Warum leiden manche Menschen unter Rückenschmerzen, obwohl sich kein körperlicher Grund dafür finden lässt? Zu Beginn unterscheiden sich ihre Schmerzen kaum – doch während sie bei einigen Betroffenen nach wenigen Wochen wieder abklingen, quälen sich die anderen weiter damit. Ein Forscherteam aus den USA berichtet nun im Fachmagazin „Nature Neuroscience“, dass bestimmte Unterschiede im Gehirn dazu beitragen, ob ein Rückenschmerz wieder abklingt oder chronisch wird. „Zum ersten Mal können wir erklären, warum Menschen, die zu Beginn die gleichen Schmerzen haben, entweder wieder gesund werden oder chronische Schmerzen entwickeln“, sagt der an der Studie beteiligte Forscher Vania Apakarian von der Northwestern University in Chicago. Die Verknüpfung zweier Hirnregionen spielte demnach eine entscheidende Rolle. Je besser der sogenannte Nucleus accumbens und der präfrontale Cortex verknüpft waren, desto größer war das Risiko, dass sich der Kreuzschmerz zum Dauerleiden entwickelte. Die Hirnbereiche sind an Lernprozessen und der Verarbeitung von Gefühlen beteiligt.

Die Forscher interpretieren das wie folgt: Je stärker das Gehirn emotional auf eine Verletzung beziehungsweise die anfängliche, akute Pein reagiert, desto eher bleiben die Schmerzen bestehen, wenn die Ursache längst verschwunden ist. Der Schmerz brennt sich quasi in einem fehlgeleiteten Lernprozess ein.

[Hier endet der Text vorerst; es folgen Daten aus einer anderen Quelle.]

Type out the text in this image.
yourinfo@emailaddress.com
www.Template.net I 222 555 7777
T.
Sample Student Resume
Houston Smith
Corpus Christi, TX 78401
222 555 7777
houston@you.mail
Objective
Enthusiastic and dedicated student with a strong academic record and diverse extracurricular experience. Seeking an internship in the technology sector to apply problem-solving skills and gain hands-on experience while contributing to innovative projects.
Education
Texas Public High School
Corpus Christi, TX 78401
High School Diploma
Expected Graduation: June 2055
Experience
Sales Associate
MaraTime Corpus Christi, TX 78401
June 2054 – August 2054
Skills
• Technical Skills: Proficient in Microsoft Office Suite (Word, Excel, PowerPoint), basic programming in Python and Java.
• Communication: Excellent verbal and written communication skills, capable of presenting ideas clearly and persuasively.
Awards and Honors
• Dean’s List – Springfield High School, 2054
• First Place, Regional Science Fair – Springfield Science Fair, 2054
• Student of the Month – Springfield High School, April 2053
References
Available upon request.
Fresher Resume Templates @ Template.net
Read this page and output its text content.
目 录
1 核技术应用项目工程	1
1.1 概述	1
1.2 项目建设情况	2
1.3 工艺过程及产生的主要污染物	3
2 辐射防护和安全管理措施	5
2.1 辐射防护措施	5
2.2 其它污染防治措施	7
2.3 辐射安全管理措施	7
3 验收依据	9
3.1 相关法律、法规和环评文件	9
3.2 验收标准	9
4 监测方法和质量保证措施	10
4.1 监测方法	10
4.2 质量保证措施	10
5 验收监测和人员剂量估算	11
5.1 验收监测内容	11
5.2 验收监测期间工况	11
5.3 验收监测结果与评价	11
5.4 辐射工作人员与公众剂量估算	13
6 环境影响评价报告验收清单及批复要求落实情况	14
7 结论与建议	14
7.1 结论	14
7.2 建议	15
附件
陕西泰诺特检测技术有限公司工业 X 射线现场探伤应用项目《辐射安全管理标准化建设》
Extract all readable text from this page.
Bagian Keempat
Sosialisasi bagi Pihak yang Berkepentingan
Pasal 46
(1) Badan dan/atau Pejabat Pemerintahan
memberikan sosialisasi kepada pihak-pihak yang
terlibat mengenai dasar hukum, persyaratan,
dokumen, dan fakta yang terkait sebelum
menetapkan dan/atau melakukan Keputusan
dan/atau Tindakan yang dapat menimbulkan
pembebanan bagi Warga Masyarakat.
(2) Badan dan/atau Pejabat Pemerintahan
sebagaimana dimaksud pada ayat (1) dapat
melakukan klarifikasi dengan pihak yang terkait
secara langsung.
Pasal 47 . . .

Wie diese Prozesse beeinflusst werden können, dazu schreibt Christa Baier in der Zeitschrift für Konzentrative Bewegungstherapie (2007) in ihrem Artikel „KBT ermöglicht Begreifen von psycho-physischem Zusammenwirken bei chronischen Schmerzen“: „In der Konzentrativen Bewegungstherapie kann psycho-physisches Zusammenwirken in sozialer Bezogenheit mit dem Therapeuten/der Therapeutin für den Patienten erlebbar, so zugänglich, begreifbar und veränderbar werden“. Erklärend dazu einige Anmerkungen von Ralph Blunk, Chefarzt Psychosomatik der Parkklinik Bad Rothenfeld (aus: Lehrbuch der Konzentrativen Bewegungstherapie, Schattauer 2006) „Das rasch lernende situative Gedächtnis speichert einmalige Ereignisse bei nicht überflutender, aber hoher emotionaler Beteiligung effizient ab. Dies dürfte dafür sprechen, dass therapeutische Verfahren wie die Konzentrative Bewegungstherapie, die komplexe multimodale Erfahrungsräume schaffen bei einem mittleren Level von Sicherheit und Verunsicherung, hocheffiziente Lernbedingungen bieten“.